Ayer hice lo elemental: hablarles. Les pedí compasión, sin entrar a preguntarles si pueden tenerla o les está prohibido ejercerla. Nada me respondieron, quizás por no comprometerse; se habían acercado a mí y me circundaban, como antes, cuando yo intentaba cubrirme. Esto, para mi espíritu necesitado de esperanzas, fue suficiente. Emprendí la parte consecuente de mi plan. Puesto que las polillas comen las superficies manchadas y excavan devorando, les dije que en mi vida había una mancha, localizada en el pecho. De tal manera, calculé, si lograba conmover su sentimiento, podrían darme la necesaria muerte sin asumir mayores responsabilidades ante su mandante.
Ahora están comiendo mi corazón, ahí han llegado las penetrantes, y yo siento, cada vez más, un grande alivio, como si fuera entrando en el sueño, pasito a pasito...
El resto de corazón que me queda palpita de gratitud por ese acto de amor y cuando- todavía- pienso en el amor, se me ocurre, ignorando el porqué, que toda mi culpa debe de haber sido ocultarle mi cuerpo.
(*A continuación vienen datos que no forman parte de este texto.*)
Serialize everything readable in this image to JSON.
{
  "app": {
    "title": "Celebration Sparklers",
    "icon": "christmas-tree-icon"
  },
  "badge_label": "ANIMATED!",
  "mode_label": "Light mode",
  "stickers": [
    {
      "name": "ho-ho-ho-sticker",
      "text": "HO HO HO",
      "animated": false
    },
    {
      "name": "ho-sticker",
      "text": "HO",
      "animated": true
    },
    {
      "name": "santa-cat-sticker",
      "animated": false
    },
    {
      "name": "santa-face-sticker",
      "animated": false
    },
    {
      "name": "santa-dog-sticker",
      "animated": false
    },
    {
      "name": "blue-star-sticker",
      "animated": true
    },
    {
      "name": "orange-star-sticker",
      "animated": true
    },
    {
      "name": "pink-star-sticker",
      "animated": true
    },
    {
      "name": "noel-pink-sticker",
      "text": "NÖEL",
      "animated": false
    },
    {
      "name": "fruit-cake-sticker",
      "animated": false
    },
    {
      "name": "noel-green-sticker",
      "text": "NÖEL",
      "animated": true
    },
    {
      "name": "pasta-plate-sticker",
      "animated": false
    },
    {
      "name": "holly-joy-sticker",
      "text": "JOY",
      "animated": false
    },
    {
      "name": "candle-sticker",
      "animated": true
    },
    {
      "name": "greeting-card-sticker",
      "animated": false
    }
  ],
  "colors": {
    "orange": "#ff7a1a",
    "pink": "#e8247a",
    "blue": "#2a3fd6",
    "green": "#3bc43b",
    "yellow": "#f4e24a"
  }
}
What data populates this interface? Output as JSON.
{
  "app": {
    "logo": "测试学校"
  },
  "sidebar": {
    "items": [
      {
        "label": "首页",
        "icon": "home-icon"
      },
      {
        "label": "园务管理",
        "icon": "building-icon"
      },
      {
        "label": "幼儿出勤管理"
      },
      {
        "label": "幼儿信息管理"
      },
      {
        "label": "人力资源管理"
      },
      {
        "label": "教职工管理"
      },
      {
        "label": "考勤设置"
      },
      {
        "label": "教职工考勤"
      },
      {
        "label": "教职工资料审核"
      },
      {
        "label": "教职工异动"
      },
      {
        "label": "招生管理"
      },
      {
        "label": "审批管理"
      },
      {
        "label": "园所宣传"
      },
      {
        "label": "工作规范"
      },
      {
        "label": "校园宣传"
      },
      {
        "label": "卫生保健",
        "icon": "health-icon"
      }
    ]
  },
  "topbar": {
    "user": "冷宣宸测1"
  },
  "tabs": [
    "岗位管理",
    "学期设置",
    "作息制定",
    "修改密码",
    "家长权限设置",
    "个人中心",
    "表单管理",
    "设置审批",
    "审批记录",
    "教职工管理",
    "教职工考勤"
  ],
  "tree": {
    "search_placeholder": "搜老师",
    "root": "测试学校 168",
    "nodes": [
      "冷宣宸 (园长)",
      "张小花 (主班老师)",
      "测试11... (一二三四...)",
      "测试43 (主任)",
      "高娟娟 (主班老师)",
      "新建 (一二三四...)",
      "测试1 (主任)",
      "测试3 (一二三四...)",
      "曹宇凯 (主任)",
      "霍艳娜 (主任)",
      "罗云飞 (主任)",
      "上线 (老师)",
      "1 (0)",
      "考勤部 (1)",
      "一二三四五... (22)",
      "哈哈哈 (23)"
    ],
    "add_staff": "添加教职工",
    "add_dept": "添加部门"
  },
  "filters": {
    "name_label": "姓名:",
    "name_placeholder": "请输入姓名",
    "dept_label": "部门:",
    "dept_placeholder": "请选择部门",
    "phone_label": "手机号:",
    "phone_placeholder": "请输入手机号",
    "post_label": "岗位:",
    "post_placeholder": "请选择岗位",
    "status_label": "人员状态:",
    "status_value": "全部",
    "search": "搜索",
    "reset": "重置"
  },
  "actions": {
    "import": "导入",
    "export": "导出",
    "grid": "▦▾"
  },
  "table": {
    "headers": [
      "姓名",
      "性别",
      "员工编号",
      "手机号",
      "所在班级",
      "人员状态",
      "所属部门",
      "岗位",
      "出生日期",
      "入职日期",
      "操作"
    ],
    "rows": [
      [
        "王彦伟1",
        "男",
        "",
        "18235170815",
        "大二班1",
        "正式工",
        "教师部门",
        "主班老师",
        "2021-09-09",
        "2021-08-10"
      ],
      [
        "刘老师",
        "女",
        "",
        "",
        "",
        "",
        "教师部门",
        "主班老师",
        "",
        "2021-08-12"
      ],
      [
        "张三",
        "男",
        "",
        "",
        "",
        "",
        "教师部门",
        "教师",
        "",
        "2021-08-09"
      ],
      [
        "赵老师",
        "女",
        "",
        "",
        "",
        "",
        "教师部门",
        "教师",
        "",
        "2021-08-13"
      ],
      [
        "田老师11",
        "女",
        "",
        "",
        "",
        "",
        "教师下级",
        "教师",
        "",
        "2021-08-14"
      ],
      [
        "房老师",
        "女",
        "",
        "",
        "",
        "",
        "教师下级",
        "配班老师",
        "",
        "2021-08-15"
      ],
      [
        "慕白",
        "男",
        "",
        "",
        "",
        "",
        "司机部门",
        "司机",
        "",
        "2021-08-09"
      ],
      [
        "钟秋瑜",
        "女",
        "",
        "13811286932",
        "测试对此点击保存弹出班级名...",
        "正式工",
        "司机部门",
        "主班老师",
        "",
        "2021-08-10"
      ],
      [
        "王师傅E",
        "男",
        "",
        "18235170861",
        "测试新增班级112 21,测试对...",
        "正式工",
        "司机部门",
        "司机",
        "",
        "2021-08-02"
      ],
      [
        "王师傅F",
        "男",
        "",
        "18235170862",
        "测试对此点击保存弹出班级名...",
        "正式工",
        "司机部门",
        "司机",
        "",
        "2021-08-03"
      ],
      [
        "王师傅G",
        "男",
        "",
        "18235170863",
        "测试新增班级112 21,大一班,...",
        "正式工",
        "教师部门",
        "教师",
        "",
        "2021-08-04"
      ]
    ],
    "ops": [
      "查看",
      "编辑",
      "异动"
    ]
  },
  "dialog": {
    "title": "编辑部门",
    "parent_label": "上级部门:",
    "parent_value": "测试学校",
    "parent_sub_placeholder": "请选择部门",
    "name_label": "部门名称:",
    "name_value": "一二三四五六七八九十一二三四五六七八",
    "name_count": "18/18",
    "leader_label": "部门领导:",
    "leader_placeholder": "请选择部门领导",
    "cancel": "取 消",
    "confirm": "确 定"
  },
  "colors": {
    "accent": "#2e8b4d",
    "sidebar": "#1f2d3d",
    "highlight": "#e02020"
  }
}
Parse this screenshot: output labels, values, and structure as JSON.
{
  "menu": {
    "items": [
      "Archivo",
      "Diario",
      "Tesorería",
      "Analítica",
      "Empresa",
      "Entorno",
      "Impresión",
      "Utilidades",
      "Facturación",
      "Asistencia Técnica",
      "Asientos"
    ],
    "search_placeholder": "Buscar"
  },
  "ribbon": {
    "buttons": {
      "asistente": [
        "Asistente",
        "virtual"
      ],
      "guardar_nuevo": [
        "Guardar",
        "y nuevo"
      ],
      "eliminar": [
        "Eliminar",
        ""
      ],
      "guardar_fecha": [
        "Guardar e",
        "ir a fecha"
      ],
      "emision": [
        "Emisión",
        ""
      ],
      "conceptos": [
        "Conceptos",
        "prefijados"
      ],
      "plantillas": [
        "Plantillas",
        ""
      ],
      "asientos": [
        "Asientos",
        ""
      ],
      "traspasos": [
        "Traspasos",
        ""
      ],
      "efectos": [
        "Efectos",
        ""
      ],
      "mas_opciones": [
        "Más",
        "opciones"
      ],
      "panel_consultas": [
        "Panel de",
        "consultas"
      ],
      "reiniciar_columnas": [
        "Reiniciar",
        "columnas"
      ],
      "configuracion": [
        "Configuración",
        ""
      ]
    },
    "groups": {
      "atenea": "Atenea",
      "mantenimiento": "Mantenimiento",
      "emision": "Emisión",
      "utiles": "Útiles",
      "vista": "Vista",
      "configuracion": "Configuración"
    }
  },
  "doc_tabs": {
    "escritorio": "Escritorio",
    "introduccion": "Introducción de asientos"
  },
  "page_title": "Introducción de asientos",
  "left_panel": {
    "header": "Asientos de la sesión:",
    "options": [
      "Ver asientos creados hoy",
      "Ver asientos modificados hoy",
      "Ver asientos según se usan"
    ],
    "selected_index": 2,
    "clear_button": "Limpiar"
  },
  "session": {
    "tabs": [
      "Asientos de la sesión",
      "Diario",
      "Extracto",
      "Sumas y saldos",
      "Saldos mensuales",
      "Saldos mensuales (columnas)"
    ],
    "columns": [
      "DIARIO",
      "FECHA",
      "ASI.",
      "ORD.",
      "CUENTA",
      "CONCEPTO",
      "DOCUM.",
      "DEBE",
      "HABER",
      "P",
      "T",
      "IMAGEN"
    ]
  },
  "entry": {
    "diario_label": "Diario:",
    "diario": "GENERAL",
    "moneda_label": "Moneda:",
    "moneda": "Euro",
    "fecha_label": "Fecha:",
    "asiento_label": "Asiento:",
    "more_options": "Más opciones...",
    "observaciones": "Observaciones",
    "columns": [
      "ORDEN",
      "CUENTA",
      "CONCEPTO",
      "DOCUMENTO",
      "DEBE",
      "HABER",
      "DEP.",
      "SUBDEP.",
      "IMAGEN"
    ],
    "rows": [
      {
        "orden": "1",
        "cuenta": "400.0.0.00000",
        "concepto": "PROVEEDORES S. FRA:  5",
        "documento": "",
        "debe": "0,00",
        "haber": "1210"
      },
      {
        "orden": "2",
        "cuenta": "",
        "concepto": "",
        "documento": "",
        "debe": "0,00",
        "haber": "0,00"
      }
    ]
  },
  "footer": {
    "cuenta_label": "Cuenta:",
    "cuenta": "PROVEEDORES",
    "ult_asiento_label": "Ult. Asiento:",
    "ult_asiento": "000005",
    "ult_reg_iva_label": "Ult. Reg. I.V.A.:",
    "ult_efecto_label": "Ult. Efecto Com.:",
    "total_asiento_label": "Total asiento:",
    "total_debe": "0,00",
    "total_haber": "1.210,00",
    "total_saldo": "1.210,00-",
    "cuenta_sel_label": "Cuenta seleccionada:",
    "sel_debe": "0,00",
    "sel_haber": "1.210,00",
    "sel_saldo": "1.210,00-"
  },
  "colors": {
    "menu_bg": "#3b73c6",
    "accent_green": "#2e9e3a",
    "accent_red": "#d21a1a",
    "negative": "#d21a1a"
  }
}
Aparte de esto, que se me diga, por piedad, se me diga, ¿ qué puede haber cometido de aborrecible un muchacho de veinte años?
*Cuentos extractados de Mundo animal (Buenos Aires: Adriana Hidalgo, 2007).
**Antonio Di Benedetto (Mendoza 1922-Buenos Aires, 1986). Periodista, cuentista y novelista. Publicó, entre otros libros: Mundo animal (1953), El pentágono (1955; reedit. 1974 con el título Anabella), Zama (1956), Grot (1957; reedit. 1969 con el título Cuentos claros), Declinación y ángel (1958), El cariño de los tontos (1961), El silenciero (1964), Los suicidas (1969), Absurdos (1978) y Sombras nada más (1984).
Como puesta ante un apacible e inofensivo misterio, que puede serlo, con ganas de hablar, que a mí me faltan, me cuenta de su gato. Es, sí. Claro que es; pero... Ante todo, como es huérfano, recogido por compasión, se ignora su ascendencia. Es gato y le agrada el agua. De las acequias no prefiere los albañales, sino la corriente barrosa. Se lanza acezante, pisa fuerte y salpica: hunde las fauces y hace que toma, pero no toma, porque es de puro goloso que lo hace. Puede pensarse que no es un gato, que es un perro. También por su actitud indiferente en presencia de los demás gatos. Pero es que asimismo se limita a observar desde lejos a los perros y ni siquiera se enardece frente a una pelea callejera. Como al emitir la voz desafina espantosamente y además es ronco, no puede saberse si maúlla o ladra. Hago como que me asombro. Pero no abro la boca, porque de preguntar o comentar me preguntaría por qué pienso así y tendría que explicar y complicarme en un diálogo. Empero ya no me habla: se habla. Revisa lo que sabe y quiere saber más. Es gato y le gusta el agua. Eso no autoriza a concluir que sea un perro. Ni siquiera está la cuestión en que sea perro o gato, porque ni uno ni otro vuelan, y este animalito vuela; desde hace unos días se ha puesto a volar. Yo espero que me pregunte si creo que se trata de una brujería. Pero no; al parecer, no cree en eso. Yo tampoco; aunque lo pensé. Mejor dicho, pensé que ella lo pensaba. Pero no. ¿No te maravillas? Sí; seguramente. Me maravillo. Cómo no. Me maravillo.Podría maravillarme, cómo no. Pero no. Puedo maravillarme porque el gato-perro vuela. Pero es que no sólo hablo. Estoy pensando. Pienso que ella supone que he de maravillarme porque lo que creyó era gato puede ser perro o lo que puede ser gato o perro puede ser un ave o cualquier otro animal que vuele. Debiera maravillarme porque, lo que se cree que es, no es. No puedo. ¿Acaso me maravilla que tú no seas lo que tu esposo cree que eres? ¿Acaso me maravilla no ser lo que mi esposa cree que soy? Tu animalejo es un cínico, nada más. Un cínico ejercitado.
Hombre-perro
Magissi me dijo: "La diferencia está en que usted cree que a veces los hombres se portan como perros y yo sé que todos los hombres son unos perros. Ësa es la diferencia entre usted y yo".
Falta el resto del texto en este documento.